The value for astatine, published today in the journal Nature Communications, could help chemists to develop applications for the element in radiotherapy, and will serve as a benchmark for theories that predict the structure of super-heavy elements.

The ionization potential of an element is the energy needed to remove one electron from the atom, thereby turning it into an ion. This measurement is related to the chemical reactivity of an element and, indirectly, to the stability of its chemical bonds in compounds.

Astatine occurs naturally in only trace amounts on Earth3 but physicists at ISOLDE can make artificial isotopes of astatine by proton-induced reactions and use wavelength-tuneable lasers to study their atomic structure through a technique known as in-source laser resonance ionization spectroscopy.

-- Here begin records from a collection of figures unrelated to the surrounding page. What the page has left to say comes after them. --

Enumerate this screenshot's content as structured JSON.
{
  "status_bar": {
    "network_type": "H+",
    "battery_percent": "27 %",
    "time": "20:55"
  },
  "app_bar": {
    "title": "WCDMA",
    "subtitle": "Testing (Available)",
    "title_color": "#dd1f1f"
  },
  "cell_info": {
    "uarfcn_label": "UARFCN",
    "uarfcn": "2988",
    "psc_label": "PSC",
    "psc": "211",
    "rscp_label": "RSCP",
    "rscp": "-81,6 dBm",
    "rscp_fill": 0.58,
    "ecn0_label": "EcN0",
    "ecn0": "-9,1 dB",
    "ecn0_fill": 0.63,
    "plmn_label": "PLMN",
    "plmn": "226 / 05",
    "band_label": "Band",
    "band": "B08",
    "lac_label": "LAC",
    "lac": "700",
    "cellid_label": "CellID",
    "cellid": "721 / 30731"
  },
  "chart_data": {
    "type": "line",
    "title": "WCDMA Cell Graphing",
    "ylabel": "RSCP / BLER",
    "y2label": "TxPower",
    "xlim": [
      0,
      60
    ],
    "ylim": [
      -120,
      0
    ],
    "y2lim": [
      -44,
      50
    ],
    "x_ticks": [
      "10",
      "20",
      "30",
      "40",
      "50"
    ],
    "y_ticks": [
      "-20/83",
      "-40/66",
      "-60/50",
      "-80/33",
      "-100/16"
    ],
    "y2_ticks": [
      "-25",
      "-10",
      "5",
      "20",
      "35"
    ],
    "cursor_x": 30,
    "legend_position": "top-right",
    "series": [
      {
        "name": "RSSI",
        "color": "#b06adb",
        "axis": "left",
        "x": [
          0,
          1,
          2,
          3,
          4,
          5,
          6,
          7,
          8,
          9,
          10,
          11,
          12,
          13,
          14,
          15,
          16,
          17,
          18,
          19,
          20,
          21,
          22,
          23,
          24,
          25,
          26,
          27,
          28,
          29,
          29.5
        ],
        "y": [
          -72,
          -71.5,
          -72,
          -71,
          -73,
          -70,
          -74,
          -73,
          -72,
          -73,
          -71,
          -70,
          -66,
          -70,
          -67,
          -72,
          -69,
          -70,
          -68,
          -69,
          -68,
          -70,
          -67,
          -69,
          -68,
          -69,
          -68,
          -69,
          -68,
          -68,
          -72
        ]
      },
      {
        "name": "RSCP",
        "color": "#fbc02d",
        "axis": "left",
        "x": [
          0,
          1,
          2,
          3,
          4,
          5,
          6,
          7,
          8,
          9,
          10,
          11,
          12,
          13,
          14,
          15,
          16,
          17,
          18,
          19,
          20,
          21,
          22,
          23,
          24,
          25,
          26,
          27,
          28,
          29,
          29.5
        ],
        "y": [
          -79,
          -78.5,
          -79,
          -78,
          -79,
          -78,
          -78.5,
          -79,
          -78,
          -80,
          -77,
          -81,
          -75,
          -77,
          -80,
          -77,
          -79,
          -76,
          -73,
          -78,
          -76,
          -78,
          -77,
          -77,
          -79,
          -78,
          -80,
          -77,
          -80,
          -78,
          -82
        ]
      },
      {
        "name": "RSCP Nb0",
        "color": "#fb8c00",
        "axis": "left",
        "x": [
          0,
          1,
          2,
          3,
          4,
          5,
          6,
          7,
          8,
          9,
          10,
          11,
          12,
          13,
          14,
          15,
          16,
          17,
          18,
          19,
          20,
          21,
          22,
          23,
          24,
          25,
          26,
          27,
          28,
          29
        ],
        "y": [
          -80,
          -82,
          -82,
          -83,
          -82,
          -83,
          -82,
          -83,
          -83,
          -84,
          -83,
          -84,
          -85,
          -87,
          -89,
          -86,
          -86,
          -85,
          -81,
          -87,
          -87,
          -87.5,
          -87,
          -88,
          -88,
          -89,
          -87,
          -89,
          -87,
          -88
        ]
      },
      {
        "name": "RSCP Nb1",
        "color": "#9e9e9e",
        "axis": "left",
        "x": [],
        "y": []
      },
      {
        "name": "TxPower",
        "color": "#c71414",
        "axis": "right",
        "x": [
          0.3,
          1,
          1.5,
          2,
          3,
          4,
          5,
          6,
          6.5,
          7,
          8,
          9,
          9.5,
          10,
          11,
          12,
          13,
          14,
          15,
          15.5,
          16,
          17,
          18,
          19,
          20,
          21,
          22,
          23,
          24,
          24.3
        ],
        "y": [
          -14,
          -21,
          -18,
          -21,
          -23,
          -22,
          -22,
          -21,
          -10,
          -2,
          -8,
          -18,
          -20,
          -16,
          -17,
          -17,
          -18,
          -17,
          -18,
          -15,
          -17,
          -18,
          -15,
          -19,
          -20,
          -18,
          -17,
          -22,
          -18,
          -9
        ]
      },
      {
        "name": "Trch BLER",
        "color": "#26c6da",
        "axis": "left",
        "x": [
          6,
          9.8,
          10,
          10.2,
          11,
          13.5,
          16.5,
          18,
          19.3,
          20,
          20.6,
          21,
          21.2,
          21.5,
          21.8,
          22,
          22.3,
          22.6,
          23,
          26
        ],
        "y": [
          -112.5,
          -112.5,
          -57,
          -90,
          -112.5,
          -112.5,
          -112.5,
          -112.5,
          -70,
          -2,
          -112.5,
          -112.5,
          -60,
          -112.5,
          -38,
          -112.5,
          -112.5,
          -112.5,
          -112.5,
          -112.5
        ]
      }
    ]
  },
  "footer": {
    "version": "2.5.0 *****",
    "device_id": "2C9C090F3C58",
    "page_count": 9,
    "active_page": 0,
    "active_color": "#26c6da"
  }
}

High-energy proton beams from CERN's Proton Synchrotron Booster are fired at uranium targets. The collisions produce a shower of chemical elements, which diffuse inside a metal cavity at 2000°C. Shining laser beams of chosen wavelengths into this cavity results in selective ionization of some of the neutral atoms inside. An electric field extracts the positively charged ions, which are sent through tuneable magnets, configured to allow transmission of only a chosen mass. The result is a pure ion beam of one isotope that is sent to a detector. By applying this technique whilst carefully scanning the laser wavelengths, ISOLDE physicists measured the ionization potential of astatine to be 9.31751 electronvolts.

The measurement fills a long-standing gap in the periodic table; astatine is the last element present in nature for which this fundamental property remained unknown. The element is of particular interest because isotopes of astatine are candidates for the creation of radiopharmaceuticals for cancer treatment by targeted alpha therapy.

"None of the many short-lived isotopes used in medicine exist in nature; they have to be artificially produced by nuclear reactions," says Bruce Marsh of the resonance ionization laser ion source (RILIS) at ISOLDE. "The possible medical isotopes of astatine are not so different in this respect. What is different about astatine is that its scarcity in nature makes it difficult to study by experiment, which is why this measurement of one of the fundamental properties is a significant achievement. "

The experimental value for astatine also serves for benchmarking theories that predict the atomic and chemical properties of super-heavy elements, in particular the recently discovered element 117, an astatine homologue.

“In-source laser spectroscopy today is a most sensitive method to study atomic properties of exotic short-lived isotopes," says RILIS team leader Valentin Fedosseev. "It is well suited to explore the spectra of artificially produced elements, like the super-heavy ones. The success in this study of astatine has added confidence for similar projects started recently at GANIL, France and at JINR, Russia.”